# Energy Measurement Evaluation

This notebook evaluates power consumption and energy trends from experiment results.  
The data is collected from multiple nodes and analyzed for insights into power usage, voltage, and energy consumption.

## Specify the Result Folder

Before loading data, enter the path to your experiment result folder.  
By default, the last used path is shown, but you can change it to any valid directory.

In [None]:
import os
from IPython.display import display, HTML
import json
import pandas as pd
import matplotlib.pyplot as plt
import seaborn as sns
import numpy as np

base_result_folder = "/srv/testbed/results/warmuth/default/"
default_result_folder = os.path.join(base_result_folder, "2025-03-18_12-00-36_925581")

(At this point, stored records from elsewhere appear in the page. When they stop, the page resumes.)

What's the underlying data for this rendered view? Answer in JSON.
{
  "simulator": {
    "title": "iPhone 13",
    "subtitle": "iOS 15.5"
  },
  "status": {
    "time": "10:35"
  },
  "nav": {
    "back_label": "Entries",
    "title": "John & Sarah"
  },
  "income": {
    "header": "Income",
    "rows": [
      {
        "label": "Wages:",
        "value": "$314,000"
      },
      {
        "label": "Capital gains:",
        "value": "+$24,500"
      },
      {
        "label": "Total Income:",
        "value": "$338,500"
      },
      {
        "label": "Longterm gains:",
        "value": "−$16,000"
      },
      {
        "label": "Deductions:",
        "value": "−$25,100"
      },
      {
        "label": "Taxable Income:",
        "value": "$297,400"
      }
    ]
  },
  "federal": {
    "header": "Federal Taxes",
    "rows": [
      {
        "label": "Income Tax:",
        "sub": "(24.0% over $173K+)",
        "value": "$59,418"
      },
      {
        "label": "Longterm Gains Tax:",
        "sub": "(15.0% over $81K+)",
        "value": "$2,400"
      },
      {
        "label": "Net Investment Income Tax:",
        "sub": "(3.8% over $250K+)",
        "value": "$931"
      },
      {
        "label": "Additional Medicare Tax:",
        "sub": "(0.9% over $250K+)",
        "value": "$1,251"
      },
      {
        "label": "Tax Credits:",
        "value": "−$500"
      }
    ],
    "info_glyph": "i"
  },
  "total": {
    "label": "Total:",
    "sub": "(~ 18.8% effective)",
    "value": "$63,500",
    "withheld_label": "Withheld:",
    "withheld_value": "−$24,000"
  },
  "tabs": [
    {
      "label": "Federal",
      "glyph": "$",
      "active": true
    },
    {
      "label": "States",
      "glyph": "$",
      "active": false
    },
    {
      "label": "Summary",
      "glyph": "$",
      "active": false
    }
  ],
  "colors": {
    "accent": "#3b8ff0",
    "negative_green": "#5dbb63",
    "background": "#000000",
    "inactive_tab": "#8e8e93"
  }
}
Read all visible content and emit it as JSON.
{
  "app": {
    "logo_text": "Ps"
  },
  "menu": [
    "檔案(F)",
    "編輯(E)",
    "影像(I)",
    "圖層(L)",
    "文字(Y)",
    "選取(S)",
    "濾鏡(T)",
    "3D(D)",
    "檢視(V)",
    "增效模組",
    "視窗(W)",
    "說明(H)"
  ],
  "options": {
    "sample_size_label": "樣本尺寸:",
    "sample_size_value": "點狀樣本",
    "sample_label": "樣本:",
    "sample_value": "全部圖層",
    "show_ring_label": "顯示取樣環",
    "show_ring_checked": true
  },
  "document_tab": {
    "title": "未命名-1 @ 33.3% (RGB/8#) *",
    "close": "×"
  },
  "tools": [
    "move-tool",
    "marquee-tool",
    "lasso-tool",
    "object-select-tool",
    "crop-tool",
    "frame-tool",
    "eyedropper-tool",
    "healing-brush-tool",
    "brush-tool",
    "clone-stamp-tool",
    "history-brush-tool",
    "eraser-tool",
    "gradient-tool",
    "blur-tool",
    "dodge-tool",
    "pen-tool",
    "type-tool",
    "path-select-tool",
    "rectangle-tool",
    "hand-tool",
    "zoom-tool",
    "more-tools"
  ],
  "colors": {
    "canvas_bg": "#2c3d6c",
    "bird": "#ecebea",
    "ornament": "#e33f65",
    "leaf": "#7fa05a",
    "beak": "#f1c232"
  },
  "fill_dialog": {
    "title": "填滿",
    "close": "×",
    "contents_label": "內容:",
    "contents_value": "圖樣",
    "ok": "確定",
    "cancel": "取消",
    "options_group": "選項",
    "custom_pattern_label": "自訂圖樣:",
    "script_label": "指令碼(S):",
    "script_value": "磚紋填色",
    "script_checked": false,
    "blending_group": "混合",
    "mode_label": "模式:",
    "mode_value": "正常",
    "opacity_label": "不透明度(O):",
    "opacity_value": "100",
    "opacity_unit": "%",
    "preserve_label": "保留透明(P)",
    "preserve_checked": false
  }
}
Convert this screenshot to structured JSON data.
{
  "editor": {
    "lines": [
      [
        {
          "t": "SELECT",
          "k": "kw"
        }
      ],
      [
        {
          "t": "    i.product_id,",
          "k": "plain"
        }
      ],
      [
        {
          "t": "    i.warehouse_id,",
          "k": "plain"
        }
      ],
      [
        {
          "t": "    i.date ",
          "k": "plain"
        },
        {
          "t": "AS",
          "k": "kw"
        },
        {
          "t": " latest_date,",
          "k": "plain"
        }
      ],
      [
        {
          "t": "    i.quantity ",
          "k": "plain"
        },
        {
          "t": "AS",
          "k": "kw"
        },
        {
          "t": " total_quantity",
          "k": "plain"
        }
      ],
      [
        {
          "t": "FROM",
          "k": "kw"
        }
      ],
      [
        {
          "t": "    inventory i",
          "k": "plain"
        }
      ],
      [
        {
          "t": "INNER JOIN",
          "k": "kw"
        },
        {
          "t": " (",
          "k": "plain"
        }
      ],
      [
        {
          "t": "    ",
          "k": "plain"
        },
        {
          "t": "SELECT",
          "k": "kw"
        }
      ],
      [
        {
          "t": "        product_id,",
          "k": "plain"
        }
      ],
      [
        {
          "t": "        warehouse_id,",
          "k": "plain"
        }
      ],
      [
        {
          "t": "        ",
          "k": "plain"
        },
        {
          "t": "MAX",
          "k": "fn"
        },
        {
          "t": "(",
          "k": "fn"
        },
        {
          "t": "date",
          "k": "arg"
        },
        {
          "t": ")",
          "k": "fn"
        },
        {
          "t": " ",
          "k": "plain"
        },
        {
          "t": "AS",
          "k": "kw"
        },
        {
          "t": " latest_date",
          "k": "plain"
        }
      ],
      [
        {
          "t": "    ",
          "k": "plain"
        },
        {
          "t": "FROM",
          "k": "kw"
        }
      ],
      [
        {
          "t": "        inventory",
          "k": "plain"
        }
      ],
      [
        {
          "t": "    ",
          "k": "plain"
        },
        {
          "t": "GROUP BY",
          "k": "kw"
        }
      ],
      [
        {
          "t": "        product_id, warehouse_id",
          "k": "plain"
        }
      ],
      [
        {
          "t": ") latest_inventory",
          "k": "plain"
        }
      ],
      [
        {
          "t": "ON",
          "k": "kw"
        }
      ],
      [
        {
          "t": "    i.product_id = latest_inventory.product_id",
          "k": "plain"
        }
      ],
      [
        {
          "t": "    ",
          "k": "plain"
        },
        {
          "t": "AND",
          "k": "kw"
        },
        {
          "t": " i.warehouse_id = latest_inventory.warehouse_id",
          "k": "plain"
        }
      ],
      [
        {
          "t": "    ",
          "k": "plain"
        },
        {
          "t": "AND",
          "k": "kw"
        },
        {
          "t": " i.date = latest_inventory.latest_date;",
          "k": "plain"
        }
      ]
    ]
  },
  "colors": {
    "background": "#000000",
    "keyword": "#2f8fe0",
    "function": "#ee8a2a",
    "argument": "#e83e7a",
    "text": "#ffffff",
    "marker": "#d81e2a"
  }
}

user_input = input(f"Enter result folder path - if leaving empty it uses the default folder:[{default_result_folder}]: ").strip()

if not user_input:
    RESULT_FOLDER = default_result_folder
elif "/" in user_input:
    RESULT_FOLDER = user_input
else:
    RESULT_FOLDER = os.path.join(base_result_folder, user_input)

if not os.path.exists(RESULT_FOLDER):
    raise FileNotFoundError(f"Result folder not found: {RESULT_FOLDER}")

display(f"Using result folder: {RESULT_FOLDER}")

### Creator Information

The following table presents details about the experiment's creator, extracted from the **RO-Crate metadata**.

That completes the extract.